There are 10 function units:
(1) 2 RISCs: the 2 RISC have the same capability and they can do load/store, full-word arithmetic/logic
operations, register move, ...
(2) 4 DSPs ( 2 MAC, 1 BSU, and 1 VFU):
* MAC: can do the multiply-accumulate, and SIMD arithmetic operations
* BSU: packing/unpacking, determine absolute value, average, ...
* VFU: packing/unpacking, swap, bit reverse, determine min/max, ...
(3) 4 CFUs (Customized Function Unit: do some MPEG4 decoding related operations):
* VLD CFU: MV/DC/AC decoder
* DCT/IDCT CFU: some instructions for DCT/IDCT * MC CFU: some instructions for motion compensation/estimation
* (didn't implemented yet)
There are 8 slots in a VLIW instruction bundle (i.e, can issue at most 8 instructions in 1 cycle), and the assembly language syntax looks like: "<op code> <function unit name> <dst>, <src1>, <src2>, ..."
For example: ===================================[top]==================================== mov .risc0 r1, #25 \\ ldw .risc0 r2, [fp, #30] \\ addub .mac0 d0, d4, d3 \\ subub .mac1 d11, d7, d4 add .risc0 r3, r1, r5 ===================================[end]==================================== (The symbol "\\" means "parallel". The next instruction will be issued at the same cycle.) The first 4 instructions are in the same VLIW bundle (issued in the first cycle), and the last one instruction is in other VLIW bundle (issued in the next cycle).

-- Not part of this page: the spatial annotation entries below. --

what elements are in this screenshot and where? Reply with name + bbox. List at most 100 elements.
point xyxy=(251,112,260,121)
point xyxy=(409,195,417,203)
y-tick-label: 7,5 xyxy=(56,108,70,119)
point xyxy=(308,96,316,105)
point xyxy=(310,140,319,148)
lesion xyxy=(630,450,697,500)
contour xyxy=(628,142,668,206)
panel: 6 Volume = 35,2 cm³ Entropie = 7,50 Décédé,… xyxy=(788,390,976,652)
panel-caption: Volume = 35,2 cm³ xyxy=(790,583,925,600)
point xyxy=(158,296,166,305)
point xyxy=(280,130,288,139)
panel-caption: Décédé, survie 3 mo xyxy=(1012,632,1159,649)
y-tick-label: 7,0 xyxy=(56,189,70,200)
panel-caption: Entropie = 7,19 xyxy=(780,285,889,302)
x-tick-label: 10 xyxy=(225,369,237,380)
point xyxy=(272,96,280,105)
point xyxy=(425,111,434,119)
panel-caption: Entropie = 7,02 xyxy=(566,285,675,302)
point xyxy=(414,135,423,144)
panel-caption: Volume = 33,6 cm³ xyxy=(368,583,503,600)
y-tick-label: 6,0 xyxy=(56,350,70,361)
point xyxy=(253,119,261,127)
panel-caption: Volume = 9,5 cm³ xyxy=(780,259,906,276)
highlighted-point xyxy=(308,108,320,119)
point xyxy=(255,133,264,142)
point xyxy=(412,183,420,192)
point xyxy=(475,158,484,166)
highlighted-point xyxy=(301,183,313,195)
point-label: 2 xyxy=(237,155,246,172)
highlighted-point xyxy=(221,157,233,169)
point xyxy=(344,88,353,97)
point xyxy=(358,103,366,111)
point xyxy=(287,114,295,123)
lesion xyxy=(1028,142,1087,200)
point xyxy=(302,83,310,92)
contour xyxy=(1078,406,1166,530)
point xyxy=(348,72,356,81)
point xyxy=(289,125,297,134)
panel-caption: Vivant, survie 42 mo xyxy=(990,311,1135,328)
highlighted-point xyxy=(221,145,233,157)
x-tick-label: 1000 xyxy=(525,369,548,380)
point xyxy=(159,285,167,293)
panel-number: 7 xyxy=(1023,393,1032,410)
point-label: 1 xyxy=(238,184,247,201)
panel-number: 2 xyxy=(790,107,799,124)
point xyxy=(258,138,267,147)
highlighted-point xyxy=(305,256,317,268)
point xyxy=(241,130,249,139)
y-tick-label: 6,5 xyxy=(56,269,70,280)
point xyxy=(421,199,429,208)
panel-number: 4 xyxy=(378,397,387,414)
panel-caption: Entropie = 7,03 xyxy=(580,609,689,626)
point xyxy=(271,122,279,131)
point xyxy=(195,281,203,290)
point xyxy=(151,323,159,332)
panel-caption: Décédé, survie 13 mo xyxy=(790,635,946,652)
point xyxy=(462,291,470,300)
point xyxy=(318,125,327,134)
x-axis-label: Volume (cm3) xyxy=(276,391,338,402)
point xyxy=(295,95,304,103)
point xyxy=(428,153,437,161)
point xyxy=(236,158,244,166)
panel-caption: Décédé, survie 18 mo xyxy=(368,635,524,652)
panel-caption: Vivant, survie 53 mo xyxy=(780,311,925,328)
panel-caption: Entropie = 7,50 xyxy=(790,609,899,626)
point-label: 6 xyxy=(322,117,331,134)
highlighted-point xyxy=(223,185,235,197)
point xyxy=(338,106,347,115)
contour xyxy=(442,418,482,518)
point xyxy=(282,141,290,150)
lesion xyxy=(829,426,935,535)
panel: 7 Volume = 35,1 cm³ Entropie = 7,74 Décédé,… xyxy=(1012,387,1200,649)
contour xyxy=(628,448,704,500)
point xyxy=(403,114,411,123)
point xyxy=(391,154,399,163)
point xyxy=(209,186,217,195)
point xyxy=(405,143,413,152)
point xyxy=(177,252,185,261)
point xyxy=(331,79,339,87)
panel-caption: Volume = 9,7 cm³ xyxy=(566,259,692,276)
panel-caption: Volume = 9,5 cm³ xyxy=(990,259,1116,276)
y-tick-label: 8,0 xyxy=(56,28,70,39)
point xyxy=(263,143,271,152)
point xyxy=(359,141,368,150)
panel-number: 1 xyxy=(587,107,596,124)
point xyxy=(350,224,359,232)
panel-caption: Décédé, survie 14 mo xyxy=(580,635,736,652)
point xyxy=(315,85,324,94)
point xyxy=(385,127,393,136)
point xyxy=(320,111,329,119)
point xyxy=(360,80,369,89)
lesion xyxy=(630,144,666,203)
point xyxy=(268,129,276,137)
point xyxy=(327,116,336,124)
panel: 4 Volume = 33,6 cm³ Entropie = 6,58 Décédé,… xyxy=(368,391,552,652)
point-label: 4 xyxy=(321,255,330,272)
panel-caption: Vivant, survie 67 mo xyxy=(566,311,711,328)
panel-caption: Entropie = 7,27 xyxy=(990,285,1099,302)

I plan to schedule the instructions by the "pipeline description". Currently I have three questions after I reading the Ch10 ~ 13 of GCC internals manual: (1) How can I output the parallel symbol "\\" in the final pass? It's obvious that I should append the "\\" to some instructions which are in the same bundle, but I didn't find out the corresponding target machine macros/hooks to do so.
(2) How can I fill the <function unit> field?

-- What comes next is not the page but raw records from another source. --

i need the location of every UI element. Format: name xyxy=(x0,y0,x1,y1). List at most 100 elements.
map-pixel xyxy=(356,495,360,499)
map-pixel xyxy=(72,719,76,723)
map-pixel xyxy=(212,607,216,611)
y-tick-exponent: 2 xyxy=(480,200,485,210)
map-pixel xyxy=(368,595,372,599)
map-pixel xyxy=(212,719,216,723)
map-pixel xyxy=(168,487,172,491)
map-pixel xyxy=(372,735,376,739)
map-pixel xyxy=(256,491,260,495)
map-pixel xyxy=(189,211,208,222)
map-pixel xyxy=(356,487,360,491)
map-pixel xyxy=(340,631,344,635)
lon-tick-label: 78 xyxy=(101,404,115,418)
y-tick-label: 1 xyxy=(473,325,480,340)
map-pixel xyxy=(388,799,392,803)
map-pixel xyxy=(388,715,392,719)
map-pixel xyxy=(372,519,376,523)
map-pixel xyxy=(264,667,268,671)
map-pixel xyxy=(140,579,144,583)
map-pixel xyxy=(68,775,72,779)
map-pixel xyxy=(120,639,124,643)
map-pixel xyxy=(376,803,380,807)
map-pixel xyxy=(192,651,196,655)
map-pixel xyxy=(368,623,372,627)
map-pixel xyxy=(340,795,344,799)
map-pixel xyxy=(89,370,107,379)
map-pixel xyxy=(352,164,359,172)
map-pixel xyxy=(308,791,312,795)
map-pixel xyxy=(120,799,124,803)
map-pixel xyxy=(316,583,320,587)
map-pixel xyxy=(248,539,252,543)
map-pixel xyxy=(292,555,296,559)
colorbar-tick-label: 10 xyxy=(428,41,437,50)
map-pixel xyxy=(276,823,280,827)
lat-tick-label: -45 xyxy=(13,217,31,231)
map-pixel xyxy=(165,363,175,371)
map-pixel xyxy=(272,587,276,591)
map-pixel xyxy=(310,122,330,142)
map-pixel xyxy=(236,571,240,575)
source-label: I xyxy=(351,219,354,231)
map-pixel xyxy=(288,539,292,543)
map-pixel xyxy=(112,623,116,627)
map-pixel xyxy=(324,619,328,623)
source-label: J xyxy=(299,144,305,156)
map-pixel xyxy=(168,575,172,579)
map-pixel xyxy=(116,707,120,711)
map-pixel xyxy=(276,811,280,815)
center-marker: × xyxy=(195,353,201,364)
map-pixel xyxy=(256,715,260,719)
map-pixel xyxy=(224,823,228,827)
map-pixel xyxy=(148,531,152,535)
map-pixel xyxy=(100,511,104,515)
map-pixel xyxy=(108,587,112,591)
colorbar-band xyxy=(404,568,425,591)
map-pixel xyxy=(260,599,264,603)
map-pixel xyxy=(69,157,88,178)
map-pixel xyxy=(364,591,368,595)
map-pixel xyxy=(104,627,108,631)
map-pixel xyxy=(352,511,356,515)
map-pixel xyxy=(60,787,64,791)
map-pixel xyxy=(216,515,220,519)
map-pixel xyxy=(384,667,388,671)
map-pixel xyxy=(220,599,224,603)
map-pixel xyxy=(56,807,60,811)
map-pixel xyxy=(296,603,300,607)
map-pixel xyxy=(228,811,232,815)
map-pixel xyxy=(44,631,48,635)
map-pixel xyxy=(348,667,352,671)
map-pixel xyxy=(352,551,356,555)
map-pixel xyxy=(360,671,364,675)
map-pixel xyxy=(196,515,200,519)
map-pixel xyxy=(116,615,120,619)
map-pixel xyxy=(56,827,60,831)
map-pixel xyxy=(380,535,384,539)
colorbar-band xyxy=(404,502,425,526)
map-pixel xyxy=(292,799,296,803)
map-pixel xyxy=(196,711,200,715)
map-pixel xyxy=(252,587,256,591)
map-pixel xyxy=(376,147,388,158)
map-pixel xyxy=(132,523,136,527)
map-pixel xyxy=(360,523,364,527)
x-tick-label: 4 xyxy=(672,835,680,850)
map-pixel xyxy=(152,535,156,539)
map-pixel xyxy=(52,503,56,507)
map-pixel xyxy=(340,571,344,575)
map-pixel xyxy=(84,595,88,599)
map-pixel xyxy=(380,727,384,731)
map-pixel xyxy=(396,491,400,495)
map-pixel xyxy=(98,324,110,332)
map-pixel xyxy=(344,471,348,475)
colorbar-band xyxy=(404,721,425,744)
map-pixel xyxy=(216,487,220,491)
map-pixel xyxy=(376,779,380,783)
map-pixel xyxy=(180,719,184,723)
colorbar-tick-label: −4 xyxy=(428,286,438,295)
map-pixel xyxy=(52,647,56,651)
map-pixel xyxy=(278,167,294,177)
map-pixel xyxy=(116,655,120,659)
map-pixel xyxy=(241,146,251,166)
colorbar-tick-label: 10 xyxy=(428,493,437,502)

(Could the questions, (1) and (2), be solved by using the macro PRINT_OPERAND? )
(3) Should I put only one machine instruction in each instruction pattern? In other platform portings, I saw there are more than 1 machine instructions in the "output templates". For example: "add\\t%Q0, %Q0, %Q2\;adc\\t%R0, %R0, %R2". Some of the output templates will call a C function to output many instructions which shouldn't have the same characteristics in the function unit pipeline. I'm worried that the "multi-instructions" output template will confuse the DFA and will casue many instructions in one of VLIW bundle slots. Should I split them by define_split and design the corresponding refined instruction patterns for them?